The entire U-Compare system can be launched by a single click from the U-Compare website, without any explicit installation operation, under any Java-enabled OS. The U-Compare system and components are individually downloaded on demand, cached and updated automatically via the Java Web Start technology. Within U-Compare any UIMA component can be used by drag-and-dropping it from the U-Compare component library into the appropriate location in the workflow manager. This works regardless of whether the component is a locally or remotely deployed service.
UIMA workflows are built from UIMA components, which can be nested as parts of an aggregate component. The U-Compare workflow manager allows users to create these workflows via an easy drag-and-drop interface. Workflows or configured components can be saved, reused and transferred between users.
U-Compare provides a special parallel flow component, which can be used to make comparison workflows to compare the outputs of tool and corpus combinations. U-Compare automatically decides possible combinations of comparison components (Kano et al., 2008), based on a given workflow and component input/output types.

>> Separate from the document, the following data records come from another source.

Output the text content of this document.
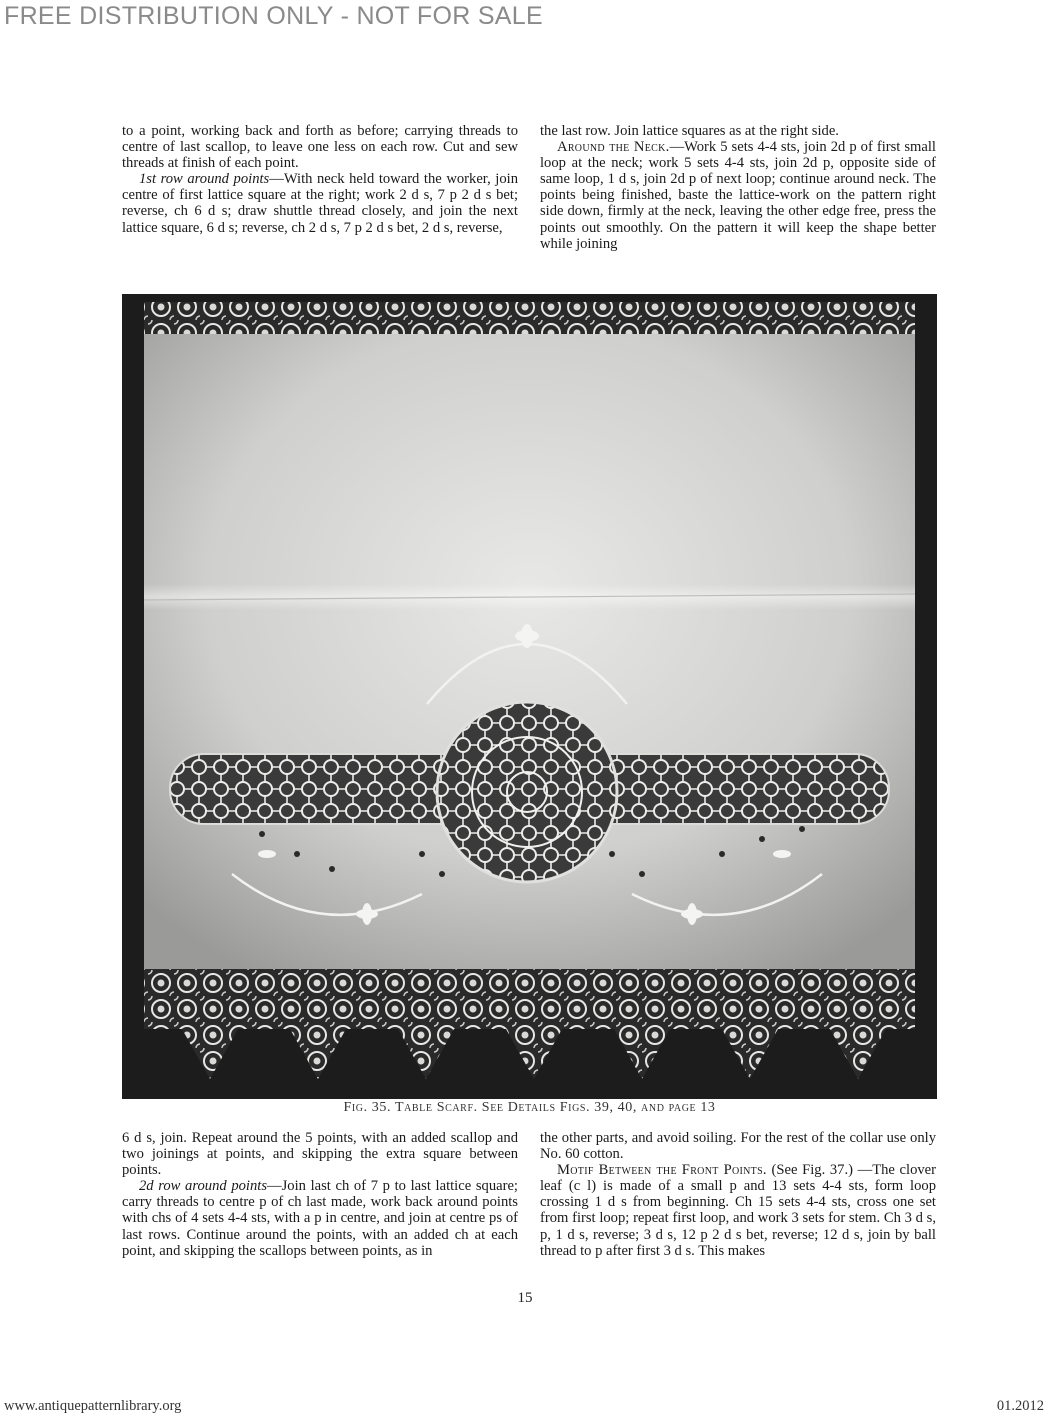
FREE DISTRIBUTION ONLY - NOT FOR SALE

to a point, working back and forth as before; carrying threads to centre of last scallop, to leave one less on each row. Cut and sew threads at finish of each point.

1st row around points—With neck held toward the worker, join centre of first lattice square at the right; work 2 d s, 7 p 2 d s bet; reverse, ch 6 d s; draw shuttle thread closely, and join the next lattice square, 6 d s; reverse, ch 2 d s, 7 p 2 d s bet, 2 d s, reverse,

the last row. Join lattice squares as at the right side.

Around the Neck.—Work 5 sets 4-4 sts, join 2d p of first small loop at the neck; work 5 sets 4-4 sts, join 2d p, opposite side of same loop, 1 d s, join 2d p of next loop; continue around neck. The points being finished, baste the lattice-work on the pattern right side down, firmly at the neck, leaving the other edge free, press the points out smoothly. On the pattern it will keep the shape better while joining

Fig. 35. Table Scarf. See Details Figs. 39, 40, and page 13

6 d s, join. Repeat around the 5 points, with an added scallop and two joinings at points, and skipping the extra square between points.

2d row around points—Join last ch of 7 p to last lattice square; carry threads to centre p of ch last made, work back around points with chs of 4 sets 4-4 sts, with a p in centre, and join at centre ps of last rows. Continue around the points, with an added ch at each point, and skipping the scallops between points, as in

the other parts, and avoid soiling. For the rest of the collar use only No. 60 cotton.

Motif Between the Front Points. (See Fig. 37.) —The clover leaf (c l) is made of a small p and 13 sets 4-4 sts, form loop crossing 1 d s from beginning. Ch 15 sets 4-4 sts, cross one set from first loop; repeat first loop, and work 3 sets for stem. Ch 3 d s, p, 1 d s, reverse; 3 d s, 12 p 2 d s bet, reverse; 12 d s, join by ball thread to p after first 3 d s. This makes

15
www.antiquepatternlibrary.org	01.2012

Running workflows requires just a single click. When the workflow completes, annotation instance counts and runtime performance statistics are automatically displayed. For comparison workflows, comparison statistics such as F1, precision and recall scores are also given (Figure 1A).
Additionally, visualizations of annotations are also made available (Figure 1C). For more complex visualizations of syntactic trees and feature structures (Figure 1B), special visualization components are included.
In addition to the UIMA official Java/C++ APIs, U-Compare provides a simpler interface which allows developers access to a UIMA workflow via the standard I/O streams or via stored files. Workflows can be launched directly from the command line, taking any required inputs from standard in and outputting directly to standard out. Special components can also be embedded into workflows that communicate with developer's native tools via the simplified U-Compare interface.
U-Compare currently provides the world's largest collection of type-system-compatible UIMA resources. Combining and comparing these resources is made simple by a user-friendly drag-and-drop interface, a fully interoperable type system and a range of graphical tools for analyzing their outputs. In the future we will continue collecting components and enhancing our type system, through collaboration with other research groups, and hope to include tools such as relation extractors, more syntactic parsers, collection readers for corpora in which biological relations annotated, machine learning tools and more typical biological workflows.
Funding: This work was partially supported by Grant-in-Aid for Specially Promoted Research (MEXT, Japan); and the National Institutes of Health [R01LM009254, R01LM008111, and R01GM083649]. The UK National Centre for Text Mining is funded by JISC.
Conflict of Interest: none declared.